Question

DeSeq2 with extremely variable samples

0

Entering edit mode

Helene • 0

@helene-18644

Last seen 6.7 years ago

Hello all,

I am writing to learn how to set up DESeq2 when my samples have large variation in gene counts. For example below is one row from my gene count table.

Samples	a	b	c	d	e	f	g	h	i	j	k	l	m	n	o	p	q	r	s	t	u	v	w	x	y	z	aa	bb	cc	dd	ee	ff	gg	hh	ii	jj	kk	ll
Gene240880	0	0	0	0	0	0	347	248	6	21	0	0	0	0	605	665	438	760	597	511	448	184	0	0	0	0	0	0	0	0	16	44	17	5	215	0	0	0

As you can see that some samples have hundreds of reads at gene240880, but some have zero. When I feed the whole table (with ~25k genes) to Deseq2, using pretty much default settings recommended in the DEseq2 tutorial, and looking at comparisons between condition 1 (triplets z, aa, bb) and condition 2 (triplets jj, kk, ll), for some reason I get a very significant p value --- even the numbers are all zeros, there were an log2FoldChange.

I figure it may have something to do with my gene's variable behavior, so for now I split the tables to leave only the 6 samples for condition 1 and 2, and the comparisons no longer show problem. (We have been using deseq2 for quite a while, and this is the first time we need to split tables).

Therefore I would love to learn what is the reason for this problem - is it due to the normalization deseq2 does? Also, because of this incidence, I am a little worried when and how exactly I should consider to split samples apart when using deseq2. Any advice is appreciated!

deseq2 • 938 views

ADD COMMENT • link updated 7.0 years ago by Michael Love 43k • written 7.0 years ago by Helene • 0

score 1 · Answer 1 · 2018-12-03

1

Entering edit mode

Michael Love 43k

@mikelove

Last seen 3 days ago

United States

Yes, there is an instability when the data are far from a Negative Binomial (e.g. bimodal count distribution within a condition), that can lead to non-zero LFC and Wald statistic despite both groups having zero counts. If you use the latest version of DESeq2, it would not show up in the gene list, as we check for cases like this. Also other solutions are to use an LRT which will not give a significant p-value, to use lfcShrink with lfcThreshold, or your subset-to-two-groups approach.
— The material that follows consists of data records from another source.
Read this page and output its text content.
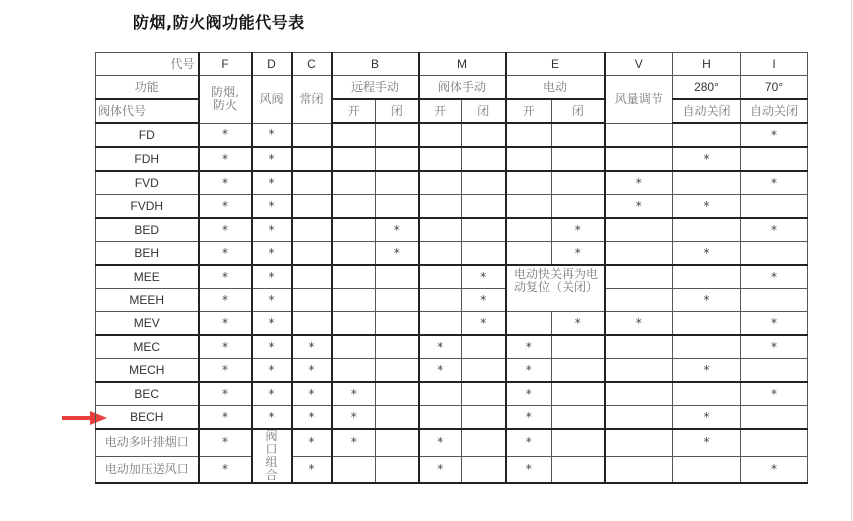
防烟,防火阀功能代号表
代号	F	D	C	B		M		E		V	H	I
功能	防烟,防火	风阀	常闭	远程手动		阀体手动		电动		风量调节	280°	70°
阀体代号				开	闭	开	闭	开	闭		自动关闭	自动关闭
FD	*	*										*
FDH	*	*									*	
FVD	*	*								*		*
FVDH	*	*								*	*	
BED	*	*			*				*			*
BEH	*	*			*				*		*	
MEE	*	*					*	电动快关再为电动复位（关闭）				*
MEEH	*	*					*				*	
MEV	*	*					*		*	*		*
MEC	*	*	*			*		*				*
MECH	*	*	*			*		*			*	
BEC	*	*	*	*				*				*
BECH	*	*	*	*				*			*	
电动多叶排烟口	*	阀口组合	*	*		*		*			*	
电动加压送风口	*		*			*		*				*
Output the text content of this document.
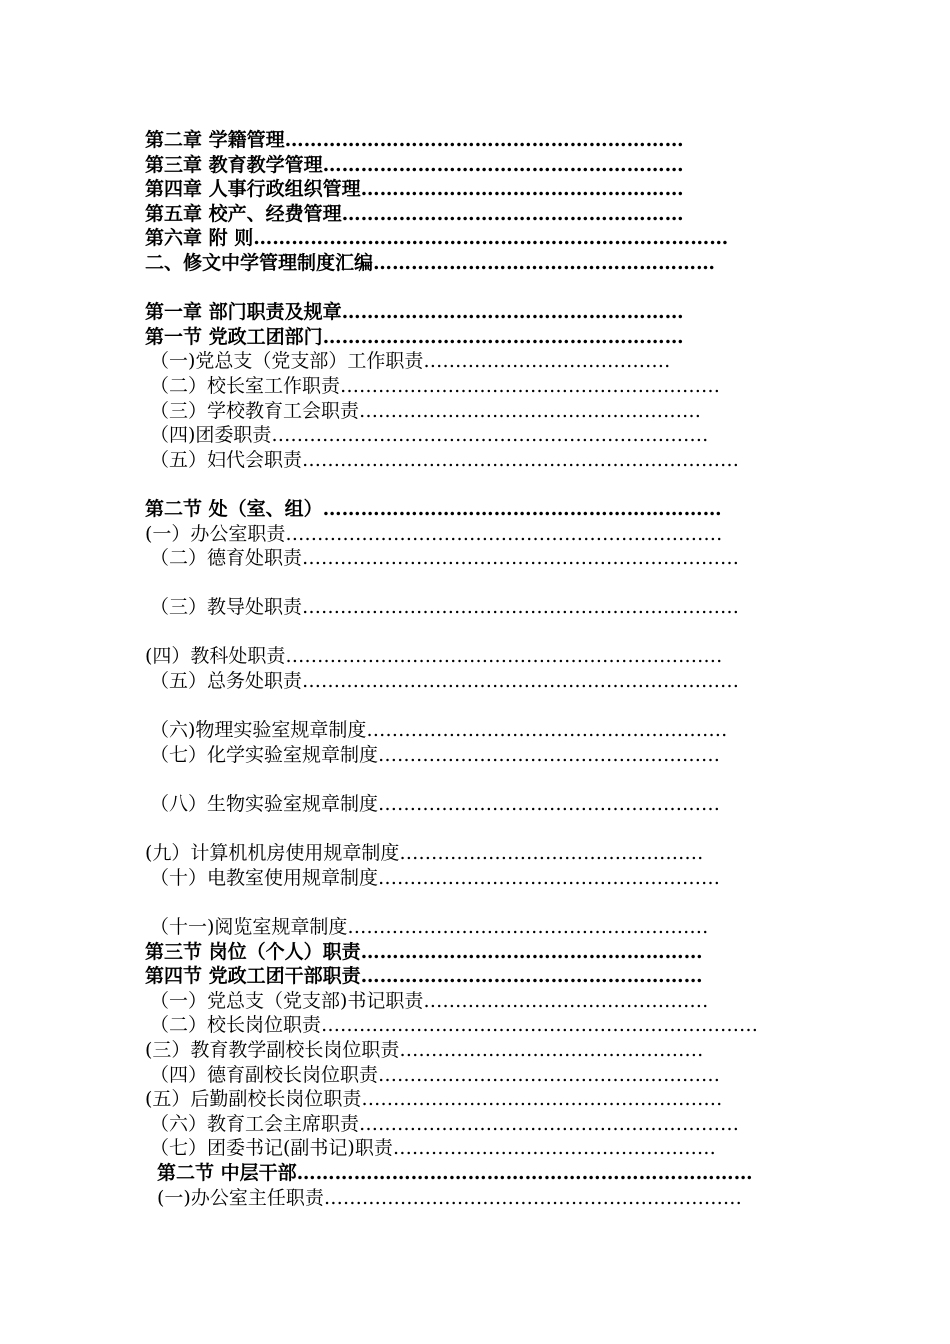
第二章 学籍管理………………………………………………………
第三章 教育教学管理…………………………………………………
第四章 人事行政组织管理……………………………………………
第五章 校产、经费管理………………………………………………
第六章 附 则…………………………………………………………………
二、修文中学管理制度汇编………………………………………………
第一章 部门职责及规章………………………………………………
第一节 党政工团部门…………………………………………………
（一)党总支（党支部）工作职责…………………………………
（二）校长室工作职责……………………………………………………
（三）学校教育工会职责………………………………………………
（四)团委职责……………………………………………………………
（五）妇代会职责……………………………………………………………
第二节 处（室、组）………………………………………………………
(一）办公室职责……………………………………………………………
（二）德育处职责……………………………………………………………
（三）教导处职责……………………………………………………………
(四）教科处职责……………………………………………………………
（五）总务处职责……………………………………………………………
（六)物理实验室规章制度…………………………………………………
（七）化学实验室规章制度………………………………………………
（八）生物实验室规章制度………………………………………………
(九）计算机机房使用规章制度…………………………………………
（十）电教室使用规章制度………………………………………………
（十一)阅览室规章制度…………………………………………………
第三节 岗位（个人）职责………………………………………………
第四节 党政工团干部职责………………………………………………
（一）党总支（党支部)书记职责………………………………………
（二）校长岗位职责……………………………………………………………
(三）教育教学副校长岗位职责…………………………………………
（四）德育副校长岗位职责………………………………………………
(五）后勤副校长岗位职责…………………………………………………
（六）教育工会主席职责……………………………………………………
（七）团委书记(副书记)职责……………………………………………
第二节 中层干部………………………………………………………………
(一)办公室主任职责…………………………………………………………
ADD COMMENT • link 7.0 years ago Michael Love 43k

0

Entering edit mode

Hi Dr. Love - thanks so much for the prompt reply. I will update DESeq2 and try again. Among all the methods you mentioned, would you recommend the subset-to-two-groups approach? I personally like to hold the complete table together, but I guess in theory it should not matter.